When asked in a Los Angeles Times interview what was the low point of her term, she named the 1998 embassy bombings in Africa, the work of Al-Qaeda and Osama bin Laden. “Going to see the bombed-out buildings in Nairobi and Dar es Salaam was very hard. The hardest thing I’ve ever done was to bring those coffins home,” she said.

Albright’s prior public service includes a term as U.S. ambassador to the United Nations from 1993 to 1997 and foreign policy work for the Carter administration.

Albright was born in Prague in 1937, her father, Josef Korbel, was a Czech diplomat who escaped to Britain during World War II. One of her earliest memories is sitting under a steel table during air raid drills, she told Time.

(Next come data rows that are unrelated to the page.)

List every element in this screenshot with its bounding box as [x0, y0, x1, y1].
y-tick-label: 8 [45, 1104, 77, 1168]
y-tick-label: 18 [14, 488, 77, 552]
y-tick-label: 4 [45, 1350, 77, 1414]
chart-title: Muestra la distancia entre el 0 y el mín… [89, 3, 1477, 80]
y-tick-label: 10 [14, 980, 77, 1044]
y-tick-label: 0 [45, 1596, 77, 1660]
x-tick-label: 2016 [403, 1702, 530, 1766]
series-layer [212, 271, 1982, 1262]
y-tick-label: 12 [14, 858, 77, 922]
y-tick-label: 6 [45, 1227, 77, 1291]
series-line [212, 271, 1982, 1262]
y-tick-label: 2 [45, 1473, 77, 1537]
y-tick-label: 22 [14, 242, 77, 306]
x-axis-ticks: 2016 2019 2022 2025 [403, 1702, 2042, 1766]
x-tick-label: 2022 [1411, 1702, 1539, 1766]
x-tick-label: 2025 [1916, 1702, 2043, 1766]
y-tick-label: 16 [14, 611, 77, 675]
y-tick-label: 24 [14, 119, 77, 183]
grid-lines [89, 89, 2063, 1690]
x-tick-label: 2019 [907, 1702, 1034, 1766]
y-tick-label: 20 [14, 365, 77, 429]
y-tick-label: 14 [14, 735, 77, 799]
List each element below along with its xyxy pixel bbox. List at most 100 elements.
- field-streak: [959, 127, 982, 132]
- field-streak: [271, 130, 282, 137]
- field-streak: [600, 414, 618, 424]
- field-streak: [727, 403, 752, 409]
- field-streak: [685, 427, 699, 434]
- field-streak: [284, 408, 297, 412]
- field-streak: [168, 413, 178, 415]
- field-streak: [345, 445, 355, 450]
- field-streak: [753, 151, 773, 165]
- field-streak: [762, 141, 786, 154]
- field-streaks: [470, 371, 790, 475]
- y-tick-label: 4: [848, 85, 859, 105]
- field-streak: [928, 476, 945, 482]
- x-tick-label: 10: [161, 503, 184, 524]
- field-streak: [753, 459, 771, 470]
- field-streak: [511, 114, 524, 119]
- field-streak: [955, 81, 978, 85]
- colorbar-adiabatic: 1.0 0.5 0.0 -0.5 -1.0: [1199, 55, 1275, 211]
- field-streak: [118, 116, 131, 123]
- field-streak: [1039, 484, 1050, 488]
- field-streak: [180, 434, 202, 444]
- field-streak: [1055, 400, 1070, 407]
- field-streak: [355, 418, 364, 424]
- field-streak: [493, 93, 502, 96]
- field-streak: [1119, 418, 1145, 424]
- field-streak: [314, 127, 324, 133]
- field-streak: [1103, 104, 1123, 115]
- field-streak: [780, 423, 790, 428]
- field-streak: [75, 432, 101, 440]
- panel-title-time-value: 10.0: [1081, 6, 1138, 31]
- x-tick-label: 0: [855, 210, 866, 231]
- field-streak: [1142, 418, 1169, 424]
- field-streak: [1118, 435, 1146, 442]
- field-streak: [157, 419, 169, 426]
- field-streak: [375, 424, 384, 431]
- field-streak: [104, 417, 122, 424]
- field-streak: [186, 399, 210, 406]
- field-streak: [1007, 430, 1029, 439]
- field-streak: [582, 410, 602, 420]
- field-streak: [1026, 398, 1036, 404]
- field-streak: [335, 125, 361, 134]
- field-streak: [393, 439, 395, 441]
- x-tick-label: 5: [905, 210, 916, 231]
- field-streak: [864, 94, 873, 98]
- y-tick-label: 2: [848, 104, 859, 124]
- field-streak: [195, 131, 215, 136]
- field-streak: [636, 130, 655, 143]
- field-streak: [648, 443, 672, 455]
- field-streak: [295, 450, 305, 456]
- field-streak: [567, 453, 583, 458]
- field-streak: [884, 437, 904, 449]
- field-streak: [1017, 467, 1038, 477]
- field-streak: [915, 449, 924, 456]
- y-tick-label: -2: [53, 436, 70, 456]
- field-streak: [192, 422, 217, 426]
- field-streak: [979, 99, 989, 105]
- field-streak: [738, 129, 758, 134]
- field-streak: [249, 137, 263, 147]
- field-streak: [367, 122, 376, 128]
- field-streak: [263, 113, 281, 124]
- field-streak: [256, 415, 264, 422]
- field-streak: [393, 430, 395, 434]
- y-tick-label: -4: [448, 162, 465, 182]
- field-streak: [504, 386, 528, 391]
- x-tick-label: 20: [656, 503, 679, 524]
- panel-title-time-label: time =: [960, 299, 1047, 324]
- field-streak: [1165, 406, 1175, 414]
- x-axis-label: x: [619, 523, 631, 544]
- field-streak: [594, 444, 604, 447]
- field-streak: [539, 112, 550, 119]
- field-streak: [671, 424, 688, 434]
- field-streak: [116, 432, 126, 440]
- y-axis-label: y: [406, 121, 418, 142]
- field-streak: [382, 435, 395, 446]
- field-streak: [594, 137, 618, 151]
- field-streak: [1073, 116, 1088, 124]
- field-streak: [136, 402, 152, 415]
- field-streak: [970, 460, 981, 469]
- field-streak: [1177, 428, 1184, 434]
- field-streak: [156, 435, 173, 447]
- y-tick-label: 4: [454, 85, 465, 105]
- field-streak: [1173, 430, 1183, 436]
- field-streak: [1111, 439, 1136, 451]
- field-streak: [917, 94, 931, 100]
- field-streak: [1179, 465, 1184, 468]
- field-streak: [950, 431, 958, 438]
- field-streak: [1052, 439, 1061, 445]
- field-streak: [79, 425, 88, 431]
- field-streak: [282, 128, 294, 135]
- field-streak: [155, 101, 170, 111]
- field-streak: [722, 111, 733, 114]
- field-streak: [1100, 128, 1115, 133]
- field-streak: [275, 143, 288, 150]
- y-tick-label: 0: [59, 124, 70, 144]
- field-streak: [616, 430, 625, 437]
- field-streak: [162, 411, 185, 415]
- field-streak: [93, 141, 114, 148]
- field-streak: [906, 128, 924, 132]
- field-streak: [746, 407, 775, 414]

The family returned to Czechoslovakia after the war but had to leave in 1948 after a communist takeover. That government later condemned her father to death in absentia. Fluent in five languages, Albright earned her bachelor’s degree from Wellesley College and her master’s and doctorate from Columbia University. The mother of three daughters, she is working on her autobiography, due to be published in 2003.

UW Tacoma ceremonies will be held at 10 a.m., Friday, June 14, in the Tacoma Dome. The speaker will be U.S. Rep. Norm Dicks, ‘63, ‘68. UW Bothell will hold its commencement at 2 p.m., Sunday, June 16, in the Bank of America Arena at Hec Edmundson Pavilion. The speaker will be state Sen. Paull Shin.